Après des adieux assez froids de part et d’autre, Adhémar partit. En le voyant monter en voiture, Ermance pleura. Surpris de voir les larmes qui coulent sur ses joues, Adhémar se précipite hors de sa calèche et vient serrer Ermance dans ses bras.

— Ces regrets me porteront bonheur, dit-il avec un accent tendre et pénétré, j’en garderai le souvenir, et si je reviens…

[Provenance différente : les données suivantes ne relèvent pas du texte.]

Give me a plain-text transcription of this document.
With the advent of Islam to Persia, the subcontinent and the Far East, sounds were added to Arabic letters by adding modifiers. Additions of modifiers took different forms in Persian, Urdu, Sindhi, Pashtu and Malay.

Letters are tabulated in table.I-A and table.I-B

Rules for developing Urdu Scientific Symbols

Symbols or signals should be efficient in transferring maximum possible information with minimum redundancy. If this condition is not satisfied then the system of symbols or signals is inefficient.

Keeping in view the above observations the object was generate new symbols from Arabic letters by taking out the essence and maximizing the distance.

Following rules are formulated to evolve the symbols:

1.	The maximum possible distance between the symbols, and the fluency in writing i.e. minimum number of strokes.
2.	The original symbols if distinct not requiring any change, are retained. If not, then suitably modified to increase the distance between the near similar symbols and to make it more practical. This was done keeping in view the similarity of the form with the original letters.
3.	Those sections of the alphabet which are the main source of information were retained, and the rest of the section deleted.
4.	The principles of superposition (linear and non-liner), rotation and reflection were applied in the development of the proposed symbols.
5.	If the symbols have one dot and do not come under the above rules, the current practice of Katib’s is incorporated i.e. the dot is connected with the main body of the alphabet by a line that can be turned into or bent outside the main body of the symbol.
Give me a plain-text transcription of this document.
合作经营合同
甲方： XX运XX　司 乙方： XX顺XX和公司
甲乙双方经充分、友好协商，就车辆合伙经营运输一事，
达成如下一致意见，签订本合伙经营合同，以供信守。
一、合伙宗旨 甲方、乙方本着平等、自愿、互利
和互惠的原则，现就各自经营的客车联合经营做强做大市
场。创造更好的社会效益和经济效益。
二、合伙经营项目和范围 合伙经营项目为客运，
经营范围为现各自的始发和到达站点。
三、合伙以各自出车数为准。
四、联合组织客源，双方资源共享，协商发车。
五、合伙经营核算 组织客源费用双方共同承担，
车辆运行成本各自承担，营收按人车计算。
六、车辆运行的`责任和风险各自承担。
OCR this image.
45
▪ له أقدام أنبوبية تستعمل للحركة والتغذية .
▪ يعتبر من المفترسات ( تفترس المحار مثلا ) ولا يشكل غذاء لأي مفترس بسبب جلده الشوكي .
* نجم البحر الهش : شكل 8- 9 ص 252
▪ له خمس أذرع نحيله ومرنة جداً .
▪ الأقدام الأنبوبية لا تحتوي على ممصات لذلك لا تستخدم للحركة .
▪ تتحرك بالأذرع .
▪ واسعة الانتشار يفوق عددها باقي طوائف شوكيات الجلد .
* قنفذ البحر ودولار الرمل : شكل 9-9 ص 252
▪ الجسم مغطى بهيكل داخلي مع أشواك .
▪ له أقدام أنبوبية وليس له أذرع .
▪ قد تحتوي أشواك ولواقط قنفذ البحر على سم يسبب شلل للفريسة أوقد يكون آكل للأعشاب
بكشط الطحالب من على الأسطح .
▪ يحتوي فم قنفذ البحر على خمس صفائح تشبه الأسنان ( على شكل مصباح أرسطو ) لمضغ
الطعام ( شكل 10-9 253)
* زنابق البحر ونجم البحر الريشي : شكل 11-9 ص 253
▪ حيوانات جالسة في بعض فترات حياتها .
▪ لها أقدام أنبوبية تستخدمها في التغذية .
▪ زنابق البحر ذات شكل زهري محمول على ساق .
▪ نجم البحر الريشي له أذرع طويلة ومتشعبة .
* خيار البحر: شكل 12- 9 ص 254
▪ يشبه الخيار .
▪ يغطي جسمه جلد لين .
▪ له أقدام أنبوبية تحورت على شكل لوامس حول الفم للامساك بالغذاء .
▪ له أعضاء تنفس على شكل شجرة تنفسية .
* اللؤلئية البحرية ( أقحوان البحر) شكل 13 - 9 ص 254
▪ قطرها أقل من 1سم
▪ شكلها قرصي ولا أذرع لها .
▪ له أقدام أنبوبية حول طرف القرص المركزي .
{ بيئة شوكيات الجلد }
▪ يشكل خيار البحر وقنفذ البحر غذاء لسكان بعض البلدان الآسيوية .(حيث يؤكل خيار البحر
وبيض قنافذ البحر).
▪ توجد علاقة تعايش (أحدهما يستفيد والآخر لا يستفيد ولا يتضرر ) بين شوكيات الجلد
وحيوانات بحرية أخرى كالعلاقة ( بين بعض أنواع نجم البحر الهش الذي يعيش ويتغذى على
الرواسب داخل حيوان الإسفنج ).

Une forte émotion l’empêche de continuer ; il embrasse une seconde fois Ermance, serre la main de son père, remonte en voiture, et les chevaux l’entraînent.

Ermance, stupéfaite du changement qui venait de s’opérer dans Adhémar, de l’affection subite qui avait succédé à ses manières si froidement amicales, restait sur le perron, sans s’apercevoir qu’il n’y avait plus personne, dans la cour. Son père vint la prendre, et la reconduisit dans sa chambre, en lui disant tout ce qu’il pensait devoir la consoler du départ de son mari. Pourtant ce qu’éprouvait sa fille n’était pas de la douleur, c’était un trouble nouveau, une vague espérance qui l’emportait de beaucoup sur le regret d’une présence qui n’avait pas eu jusqu’alors un grand charme pour elle. Son cœur cherchait à s’expliquer le mystère d’une telle émotion, après avoir subi sans bonheur et sans trouble les épreuves du mariage. Ce nouveau sentiment la plongea dans une douce rêverie que M. Brenneval prit pour l’effet d’un chagrin concentré.

Aussitôt il cherche un moyen de distraire Ermance, de lui donner une occasion d’épancher son âme. Il court dès le lendemain chez madame Campan, la supplie de lui confier mademoiselle Dermeuil pour quelques jours, et l’amène bientôt chez son ancienne compagne. Ermance est touchée d’un si tendre soin, et ne doute pas que la présence de son amie ne lui soit doublement précieuse en ce moment. Elle lui raconte naïvement ce qu’elle éprouve depuis qu’elle a reçu l’adieu d’Adhémar.